Na podstawie prób pobranych na granicy Białorusi i Polski wywnioskowaliśmy, że ropa złej jakości już trafiła na terytorium UE. Mamy również informację, że ropa gorszej jakości znajduje się też na Ukrainie – powiedział Sizou. Jednocześnie podkreślił, iż powiadomił o tym fakcie kontrahentów, kiedy tylko zaobserwowano, iż zanieczyszczony surowiec trafia rurociągiem Przyjaźń do rafinerii w Mozyrzu.

Informację o tym Biełnaftachim przekazał kontrahentom 19 kwietnia br., a obie białoruskie rafinerie ograniczyły eksport swych produktów naftowych: o czasowym wstrzymaniu eksportu produktów naftowych z Białorusi do Polski, krajów bałtyckich i na Ukrainę poinformował zastępca dyrektora Białoruskiej Kompanii Naftowej Siarhiej Hrib.

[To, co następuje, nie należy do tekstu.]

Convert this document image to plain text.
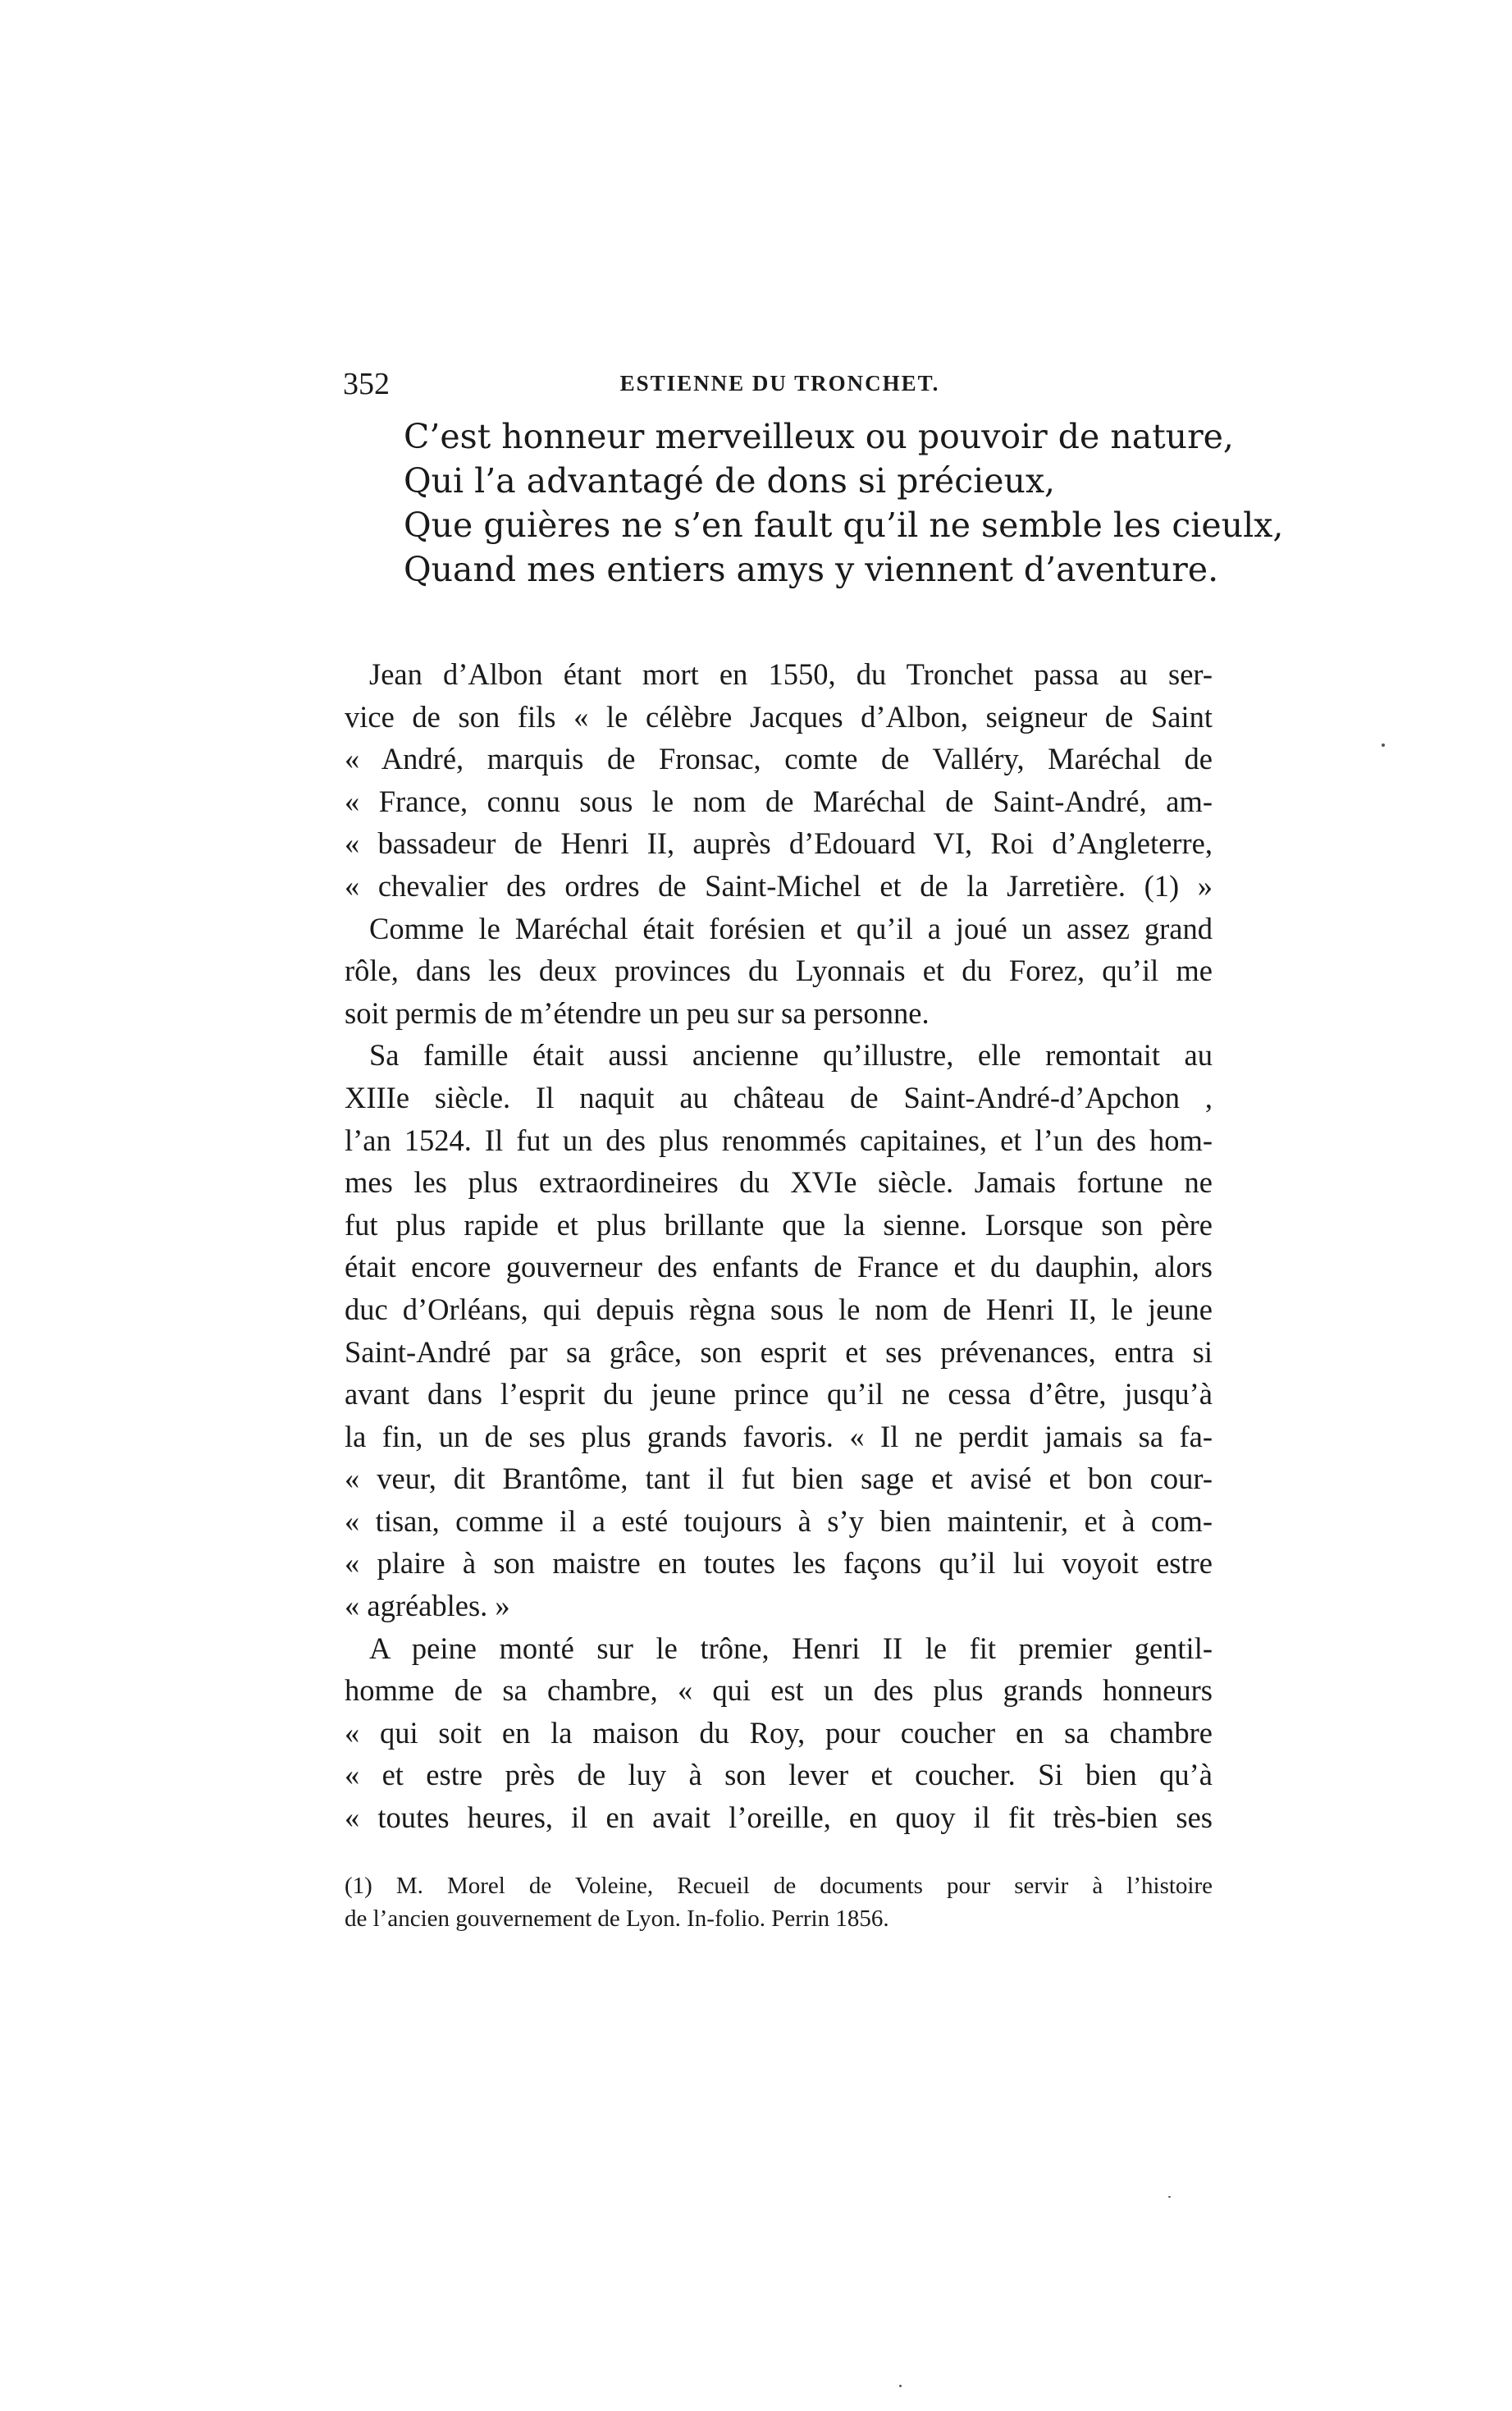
352	ESTIENNE DU TRONCHET.
C’est honneur merveilleux ou pouvoir de nature,
Qui l’a advantagé de dons si précieux,
Que guières ne s’en fault qu’il ne semble les cieulx,
Quand mes entiers amys y viennent d’aventure.
Jean d’Albon étant mort en 1550, du Tronchet passa au ser-
vice de son fils « le célèbre Jacques d’Albon, seigneur de Saint
« André, marquis de Fronsac, comte de Valléry, Maréchal de
« France, connu sous le nom de Maréchal de Saint-André, am-
« bassadeur de Henri II, auprès d’Edouard VI, Roi d’Angleterre,
« chevalier des ordres de Saint-Michel et de la Jarretière. (1) »
Comme le Maréchal était forésien et qu’il a joué un assez grand
rôle, dans les deux provinces du Lyonnais et du Forez, qu’il me
soit permis de m’étendre un peu sur sa personne.
Sa famille était aussi ancienne qu’illustre, elle remontait au
XIIIe siècle. Il naquit au château de Saint-André-d’Apchon ,
l’an 1524. Il fut un des plus renommés capitaines, et l’un des hom-
mes les plus extraordineires du XVIe siècle. Jamais fortune ne
fut plus rapide et plus brillante que la sienne. Lorsque son père
était encore gouverneur des enfants de France et du dauphin, alors
duc d’Orléans, qui depuis règna sous le nom de Henri II, le jeune
Saint-André par sa grâce, son esprit et ses prévenances, entra si
avant dans l’esprit du jeune prince qu’il ne cessa d’être, jusqu’à
la fin, un de ses plus grands favoris. « Il ne perdit jamais sa fa-
« veur, dit Brantôme, tant il fut bien sage et avisé et bon cour-
« tisan, comme il a esté toujours à s’y bien maintenir, et à com-
« plaire à son maistre en toutes les façons qu’il lui voyoit estre
« agréables. »
A peine monté sur le trône, Henri II le fit premier gentil-
homme de sa chambre, « qui est un des plus grands honneurs
« qui soit en la maison du Roy, pour coucher en sa chambre
« et estre près de luy à son lever et coucher. Si bien qu’à
« toutes heures, il en avait l’oreille, en quoy il fit très-bien ses
(1) M. Morel de Voleine, Recueil de documents pour servir à l’histoire
de l’ancien gouvernement de Lyon. In-folio. Perrin 1856.
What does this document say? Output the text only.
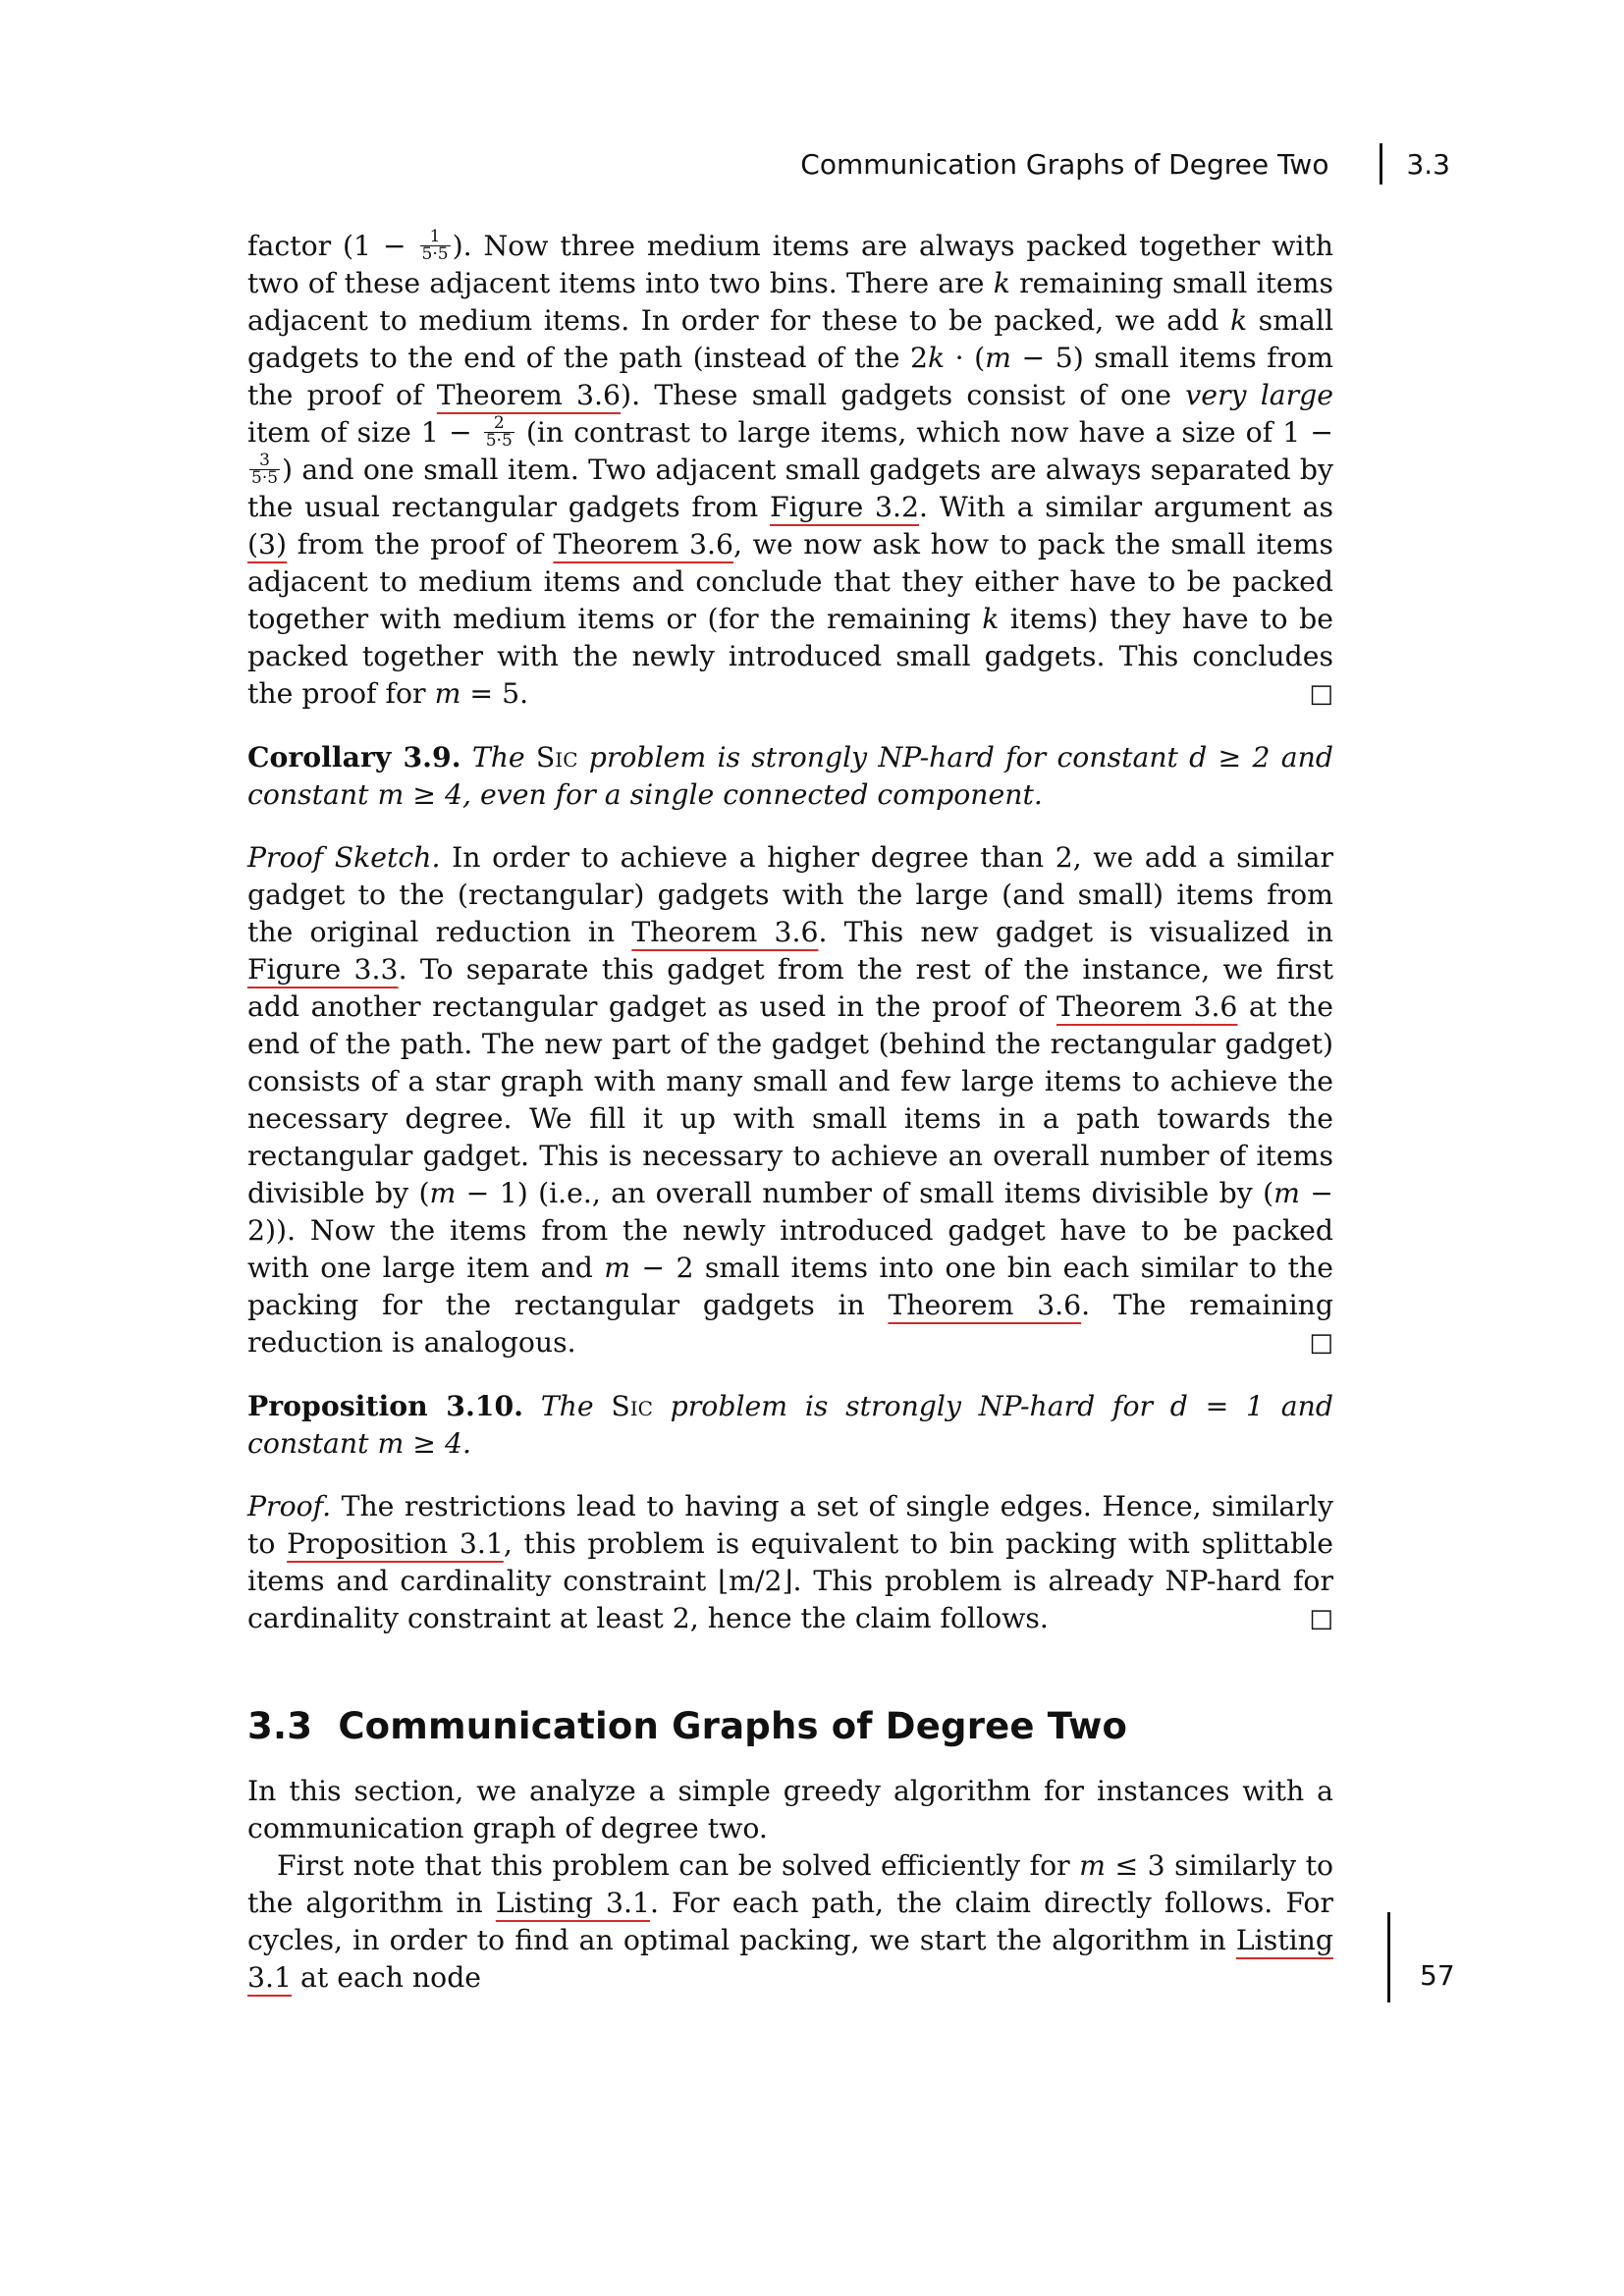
Communication Graphs of Degree Two	3.3

factor ($1 - \frac{1}{5\cdot 5}$ ). Now three medium items are always packed together with two of these adjacent items into two bins. There are k remaining small items adjacent to medium items. In order for these to be packed, we add k small gadgets to the end of the path (instead of the 2k · (m − 5) small items from the proof of Theorem 3.6). These small gadgets consist of one very large item of size $1 - \frac{2}{5\cdot 5} (in$ contrast to large items, which now have a size of 1 −
$\frac{3}{5\cdot 5}$ ) and one small item. Two adjacent small gadgets are always separated by the usual rectangular gadgets from Figure 3.2. With a similar argument as (3) from the proof of Theorem 3.6, we now ask how to pack the small items adjacent to medium items and conclude that they either have to be packed together with medium items or (for the remaining k items) they have to be packed together with the newly introduced small gadgets. This concludes the proof for m = 5.	□

Corollary 3.9. The Sic problem is strongly NP-hard for constant d ≥ 2 and constant m ≥ 4, even for a single connected component.

Proof Sketch. In order to achieve a higher degree than 2, we add a similar gadget to the (rectangular) gadgets with the large (and small) items from the original reduction in Theorem 3.6. This new gadget is visualized in Figure 3.3. To separate this gadget from the rest of the instance, we first add another rectangular gadget as used in the proof of Theorem 3.6 at the end of the path. The new part of the gadget (behind the rectangular gadget) consists of a star graph with many small and few large items to achieve the necessary degree. We fill it up with small items in a path towards the rectangular gadget. This is necessary to achieve an overall number of items divisible by (m − 1) (i.e., an overall number of small items divisible by (m − 2)). Now the items from the newly introduced gadget have to be packed with one large item and m − 2 small items into one bin each similar to the packing for the rectangular gadgets in Theorem 3.6. The remaining reduction is analogous.	□

Proposition 3.10. The Sic problem is strongly NP-hard for d = 1 and constant m ≥ 4.

Proof. The restrictions lead to having a set of single edges. Hence, similarly to Proposition 3.1, this problem is equivalent to bin packing with splittable items and cardinality constraint ⌊m/2⌋. This problem is already NP-hard for cardinality constraint at least 2, hence the claim follows.	□

3.3 Communication Graphs of Degree Two

In this section, we analyze a simple greedy algorithm for instances with a communication graph of degree two.

First note that this problem can be solved efficiently for m ≤ 3 similarly to the algorithm in Listing 3.1. For each path, the claim directly follows. For cycles, in order to find an optimal packing, we start the algorithm in Listing 3.1 at each node	57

Po dotarciu do rafinerii w Mozyrzu zanieczyszczonej ropy doszło tam do awarii niektórych urządzeń na skutek korozji. Władze drugiej rafinerii nie odnotowały gorszej jakości surowca.

Strona rosyjska przyznała, że doszło do obniżenia jakości przesyłanego surowca, jednak uznała to za kwestię techniczną. Rosyjski resort energetyki zaprzeczył jakoby problem miał związek z kwestiami omawianymi z partnerami białoruskimi w dziedzinie średnio- i długoterminowych relacji w sferze naftowo-gazowej.

Białoruski rząd utworzył specjalny sztab ds. uregulowania sytuacji, na którego czele stoi wicepremier Ihar Laszenka, a Biełnaftachim zamierza domagać się rekompensaty od rosyjskiego Transnieftu.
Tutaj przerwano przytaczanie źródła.